What a deal of new information this book contains! Professor Roger Neich has attributed many of the taonga to place and date. When he knows it, he also names tribe and, sometimes, the carver. As always with any project associated with Roger, the scholarship is exemplary. David Simmons’s wonderful knowledge is also included, which in so many cases, is complementary to Roger’s. Mick Prendergrast’s unequalled knowledge of the Māori textiles at the British Museum has ensured that the book gains much from his specialist knowledge.

This is a book that I am going to learn from every single week. I am going to start studying the textiles first.

When will we see a Taonga Māori textiles catalogue prepared by Dr Patricia Te Arepo, the doyenne of Maori textile scholarship. Patricia’s enthralling lectures are the fruit of her profoundly gifted and inspirational research. She is one of my favourite scholars anywhere!


Kay Neich said...

Cheers, Ron. I've been too scared to touch our own copy! Will buy a second. It's a shame Mick didn't even see the final draft. Dad did, and I helped him send in his last comment from the hospice. I am a very proud daughter! Thanks for your 101st post!

Awhina Tamarapa said...

Kia ora Ron! Enjoyed reading your blog. Te Papa will be releasing "Whatu Kākahu: Māori Cloaks", in October this year. This publication is a tribute to Māori cloak weavers and weaving as a treasured artform and practice. It will feature rarely seen cloaks in Te Papa's collection. Patricia Wallace is a contributing writer, along with Kahutoi Te Kanawa, John Turi-Tiakitai, Toi Te Rito Maihi, Maureen Lander and Margery Blackman. Aspects such as cultural values, customs, connections, innovation as tradition, ancestral science and the development of whatu (weft twining) are explored. The research and process for the book was supported by Te Roopu Raranga Whatu o Aotearoa, the National Māori weavers collective, including contributions from senior weavers. The book is 208pp, over 300 colour and black and white images plus diagrams. The photographer is Te Papa's Norman Heke, I'm the editor. We hope that the readers will gain a greater insight into Māori culture and appreciate the skills and knowledge of our ancestors, also the benefits that science can bring to understanding the world of our ancestors. Ngā mihi!

Ron Brownson said...

I look forward to being one of the first textile curators to review Te Papa's book 'Whatu Kākahu: Māori Cloaks'.

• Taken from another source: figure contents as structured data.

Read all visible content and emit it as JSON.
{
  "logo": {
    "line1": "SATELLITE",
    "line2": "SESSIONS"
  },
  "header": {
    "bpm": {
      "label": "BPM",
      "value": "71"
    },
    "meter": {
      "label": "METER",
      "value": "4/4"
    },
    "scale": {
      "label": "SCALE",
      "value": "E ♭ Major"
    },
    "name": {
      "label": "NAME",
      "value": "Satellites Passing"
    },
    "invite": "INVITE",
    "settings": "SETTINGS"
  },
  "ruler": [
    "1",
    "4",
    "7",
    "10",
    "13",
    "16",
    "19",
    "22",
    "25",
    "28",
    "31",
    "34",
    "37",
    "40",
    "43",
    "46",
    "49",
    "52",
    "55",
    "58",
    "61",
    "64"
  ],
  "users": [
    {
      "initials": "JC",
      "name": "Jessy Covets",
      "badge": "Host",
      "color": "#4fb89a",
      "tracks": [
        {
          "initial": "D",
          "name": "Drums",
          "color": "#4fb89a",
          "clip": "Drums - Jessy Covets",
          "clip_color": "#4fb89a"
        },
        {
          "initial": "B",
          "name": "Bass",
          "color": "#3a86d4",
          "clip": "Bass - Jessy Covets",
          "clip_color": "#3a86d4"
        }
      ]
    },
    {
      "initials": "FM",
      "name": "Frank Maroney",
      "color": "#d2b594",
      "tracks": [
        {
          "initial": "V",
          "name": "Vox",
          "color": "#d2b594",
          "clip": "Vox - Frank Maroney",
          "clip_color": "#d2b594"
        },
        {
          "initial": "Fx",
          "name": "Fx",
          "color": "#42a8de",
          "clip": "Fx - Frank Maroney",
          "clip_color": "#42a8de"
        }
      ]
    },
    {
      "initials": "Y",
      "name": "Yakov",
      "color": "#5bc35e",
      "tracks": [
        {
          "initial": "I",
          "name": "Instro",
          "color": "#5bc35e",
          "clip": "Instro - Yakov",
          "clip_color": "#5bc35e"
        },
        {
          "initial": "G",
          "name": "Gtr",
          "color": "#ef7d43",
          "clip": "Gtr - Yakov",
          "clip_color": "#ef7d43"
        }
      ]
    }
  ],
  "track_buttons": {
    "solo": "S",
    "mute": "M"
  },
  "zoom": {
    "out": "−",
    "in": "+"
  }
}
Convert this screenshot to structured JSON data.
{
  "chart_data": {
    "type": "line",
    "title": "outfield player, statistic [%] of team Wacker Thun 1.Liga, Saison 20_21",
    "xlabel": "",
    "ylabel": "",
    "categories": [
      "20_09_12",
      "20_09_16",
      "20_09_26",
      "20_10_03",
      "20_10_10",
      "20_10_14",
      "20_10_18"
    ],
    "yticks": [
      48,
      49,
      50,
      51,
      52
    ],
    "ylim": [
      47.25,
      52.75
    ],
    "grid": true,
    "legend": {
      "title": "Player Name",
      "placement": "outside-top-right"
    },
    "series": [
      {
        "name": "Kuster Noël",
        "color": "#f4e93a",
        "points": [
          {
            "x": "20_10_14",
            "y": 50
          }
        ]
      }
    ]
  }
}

This is going to be an important contribution to our knowledge of Maori textiles.

I congratulate my friends at Te Papa for assembling such the key experts. With Patricia Wallace, Kahutoi Te Kanawa, John Turi-Tiakitai, Toi Te Rito Maihi, Maureen Lander and Margery Blackman - this forthcoming book brings the key scholars together.

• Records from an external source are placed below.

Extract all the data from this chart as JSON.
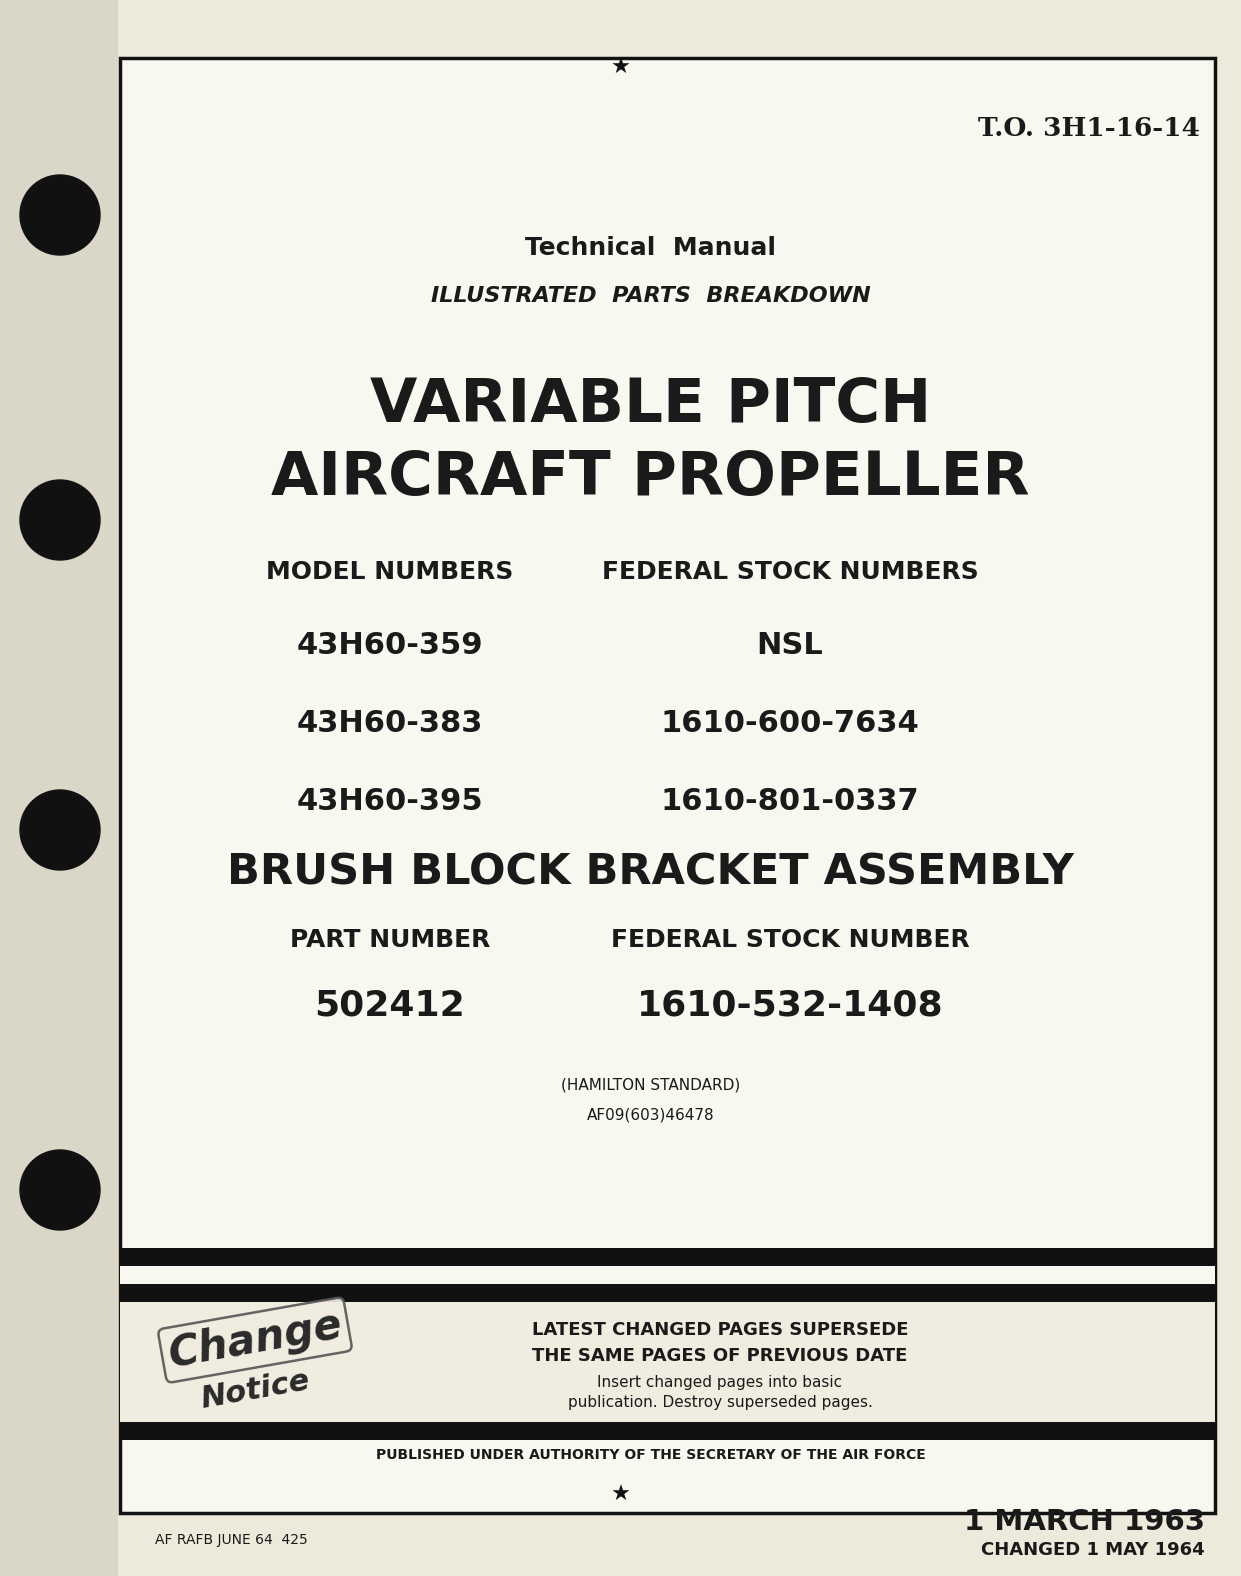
{
  "bg_color": "#eeeadb",
  "inner_bg": "#f8f7f0",
  "to_number": "T.O. 3H1-16-14",
  "title1": "Technical  Manual",
  "title2": "ILLUSTRATED  PARTS  BREAKDOWN",
  "main_title1": "VARIABLE PITCH",
  "main_title2": "AIRCRAFT PROPELLER",
  "model_header": "MODEL NUMBERS",
  "stock_header": "FEDERAL STOCK NUMBERS",
  "models": [
    "43H60-359",
    "43H60-383",
    "43H60-395"
  ],
  "stocks": [
    "NSL",
    "1610-600-7634",
    "1610-801-0337"
  ],
  "assembly_title": "BRUSH BLOCK BRACKET ASSEMBLY",
  "part_header": "PART NUMBER",
  "part_number": "502412",
  "fsn_header": "FEDERAL STOCK NUMBER",
  "fsn_number": "1610-532-1408",
  "hamilton": "(HAMILTON STANDARD)",
  "af_number": "AF09(603)46478",
  "change_line1": "LATEST CHANGED PAGES SUPERSEDE",
  "change_line2": "THE SAME PAGES OF PREVIOUS DATE",
  "change_line3": "Insert changed pages into basic",
  "change_line4": "publication. Destroy superseded pages.",
  "published": "PUBLISHED UNDER AUTHORITY OF THE SECRETARY OF THE AIR FORCE",
  "date": "1 MARCH 1963",
  "changed": "CHANGED 1 MAY 1964",
  "footer_left": "AF RAFB JUNE 64  425",
  "text_color": "#1a1a1a",
  "border_color": "#000000",
  "fig_width": 12.41,
  "fig_height": 15.76,
  "dpi": 100
}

Te Papa leads the field in Polynesian textile scholarship at Aotearoa. No University in New Zealand is contributing the cuttting-edge scholarship that Te Papa is committed to bring forth.

Kahutoi Te Kanawa's work is defining international practice standards for the structural research of tribal textiles. Her community work is legendary.

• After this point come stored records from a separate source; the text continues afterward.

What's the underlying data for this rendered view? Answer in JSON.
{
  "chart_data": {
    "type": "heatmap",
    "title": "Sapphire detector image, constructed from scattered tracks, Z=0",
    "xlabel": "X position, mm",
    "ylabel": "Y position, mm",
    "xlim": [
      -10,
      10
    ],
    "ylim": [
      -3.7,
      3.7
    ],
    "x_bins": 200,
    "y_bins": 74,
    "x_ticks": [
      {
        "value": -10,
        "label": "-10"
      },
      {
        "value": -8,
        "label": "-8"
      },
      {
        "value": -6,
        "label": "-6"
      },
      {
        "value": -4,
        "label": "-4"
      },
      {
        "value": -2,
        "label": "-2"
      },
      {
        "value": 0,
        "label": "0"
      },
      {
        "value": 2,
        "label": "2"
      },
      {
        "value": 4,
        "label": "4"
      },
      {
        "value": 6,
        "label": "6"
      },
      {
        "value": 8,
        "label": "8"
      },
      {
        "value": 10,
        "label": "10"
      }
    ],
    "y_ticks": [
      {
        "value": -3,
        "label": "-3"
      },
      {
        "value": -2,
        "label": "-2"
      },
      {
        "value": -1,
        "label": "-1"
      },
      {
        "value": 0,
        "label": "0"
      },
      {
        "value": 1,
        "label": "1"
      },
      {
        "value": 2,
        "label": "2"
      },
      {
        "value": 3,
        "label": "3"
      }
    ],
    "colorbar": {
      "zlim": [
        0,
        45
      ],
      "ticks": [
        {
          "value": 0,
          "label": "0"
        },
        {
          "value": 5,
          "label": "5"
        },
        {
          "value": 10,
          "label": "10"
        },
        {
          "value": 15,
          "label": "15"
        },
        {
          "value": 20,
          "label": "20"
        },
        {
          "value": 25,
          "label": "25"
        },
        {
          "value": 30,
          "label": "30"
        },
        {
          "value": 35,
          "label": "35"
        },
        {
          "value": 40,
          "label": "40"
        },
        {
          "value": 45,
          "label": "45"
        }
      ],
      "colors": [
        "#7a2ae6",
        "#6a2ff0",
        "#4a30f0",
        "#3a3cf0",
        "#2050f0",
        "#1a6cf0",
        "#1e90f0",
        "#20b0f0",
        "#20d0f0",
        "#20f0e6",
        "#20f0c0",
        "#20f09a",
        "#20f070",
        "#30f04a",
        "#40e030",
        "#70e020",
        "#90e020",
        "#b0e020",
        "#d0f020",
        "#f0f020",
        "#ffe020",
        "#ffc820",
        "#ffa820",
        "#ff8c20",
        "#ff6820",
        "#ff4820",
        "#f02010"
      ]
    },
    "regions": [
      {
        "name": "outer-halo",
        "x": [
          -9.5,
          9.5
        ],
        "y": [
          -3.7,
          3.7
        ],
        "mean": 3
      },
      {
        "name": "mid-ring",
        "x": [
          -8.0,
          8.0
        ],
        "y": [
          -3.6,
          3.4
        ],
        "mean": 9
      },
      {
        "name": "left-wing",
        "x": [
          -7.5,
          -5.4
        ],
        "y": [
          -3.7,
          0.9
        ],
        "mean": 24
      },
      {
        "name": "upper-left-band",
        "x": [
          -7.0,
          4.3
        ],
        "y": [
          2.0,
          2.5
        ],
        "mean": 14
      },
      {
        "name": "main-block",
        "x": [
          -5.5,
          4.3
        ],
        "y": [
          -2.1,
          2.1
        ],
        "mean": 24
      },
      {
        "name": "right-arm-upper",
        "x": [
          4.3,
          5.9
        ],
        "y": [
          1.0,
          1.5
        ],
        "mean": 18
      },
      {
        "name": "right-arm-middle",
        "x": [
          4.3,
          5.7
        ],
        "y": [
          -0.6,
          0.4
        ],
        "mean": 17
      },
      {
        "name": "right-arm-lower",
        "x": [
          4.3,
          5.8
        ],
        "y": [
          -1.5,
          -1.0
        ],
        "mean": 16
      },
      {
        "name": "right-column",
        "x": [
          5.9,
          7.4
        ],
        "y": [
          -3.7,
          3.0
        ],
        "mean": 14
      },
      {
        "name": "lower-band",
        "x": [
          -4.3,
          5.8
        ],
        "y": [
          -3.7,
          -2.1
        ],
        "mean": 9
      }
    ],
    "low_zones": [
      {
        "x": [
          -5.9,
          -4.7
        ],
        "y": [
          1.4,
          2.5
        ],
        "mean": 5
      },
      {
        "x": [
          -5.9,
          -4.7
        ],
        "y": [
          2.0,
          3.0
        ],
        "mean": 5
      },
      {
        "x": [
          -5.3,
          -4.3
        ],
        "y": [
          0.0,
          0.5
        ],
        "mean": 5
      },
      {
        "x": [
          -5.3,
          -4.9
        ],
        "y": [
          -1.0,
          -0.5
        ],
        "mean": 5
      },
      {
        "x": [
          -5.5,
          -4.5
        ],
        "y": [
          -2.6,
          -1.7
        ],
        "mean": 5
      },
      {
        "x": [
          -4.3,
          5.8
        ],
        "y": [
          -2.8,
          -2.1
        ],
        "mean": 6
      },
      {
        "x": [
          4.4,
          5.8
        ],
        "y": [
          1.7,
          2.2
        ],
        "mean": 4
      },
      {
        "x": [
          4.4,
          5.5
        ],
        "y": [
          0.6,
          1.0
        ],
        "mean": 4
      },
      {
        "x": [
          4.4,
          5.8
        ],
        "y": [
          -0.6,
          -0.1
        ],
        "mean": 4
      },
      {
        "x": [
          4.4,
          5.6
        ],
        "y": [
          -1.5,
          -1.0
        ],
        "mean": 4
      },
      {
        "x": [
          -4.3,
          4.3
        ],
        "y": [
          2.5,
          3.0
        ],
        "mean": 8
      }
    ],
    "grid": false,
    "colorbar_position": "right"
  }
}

Te Papa's recent Maori and Pacific textiles conference was at a scholarship level that exceeded anything offered by a New Zealand tertiary institution.

Why don't local Universities yet realise the significance of the Pacific's traditional/heritage arts as essential to their research?

One University site does:
The Centre for Pacific Studies at The University of Auckland.

Their recent ground-breaking symposiums on tapa, tatau and tufuga have been exceptional examples of the transfer of traditional knowledge into the contemporary academy.

Thanks so much to Walter Fraser and Nina Tonga for planning these extraordinary interactive research seminars.

Without Jim and Roger with us, we have to take on part of their work. They will not be lost to us if we live and express their commitment to Oceania's artists.

We are at a crucial moment in our direction towards this nation's Pacific future. We must speak louder and more effectively
about Aotearoa as an Island heart for Polynesia.

One of our most eloquent creative avatars, Rosanna Raymond, speaks frequently about how we must journey to the Eyeland. Like the arioi, Rosanna has always seen our culture's future.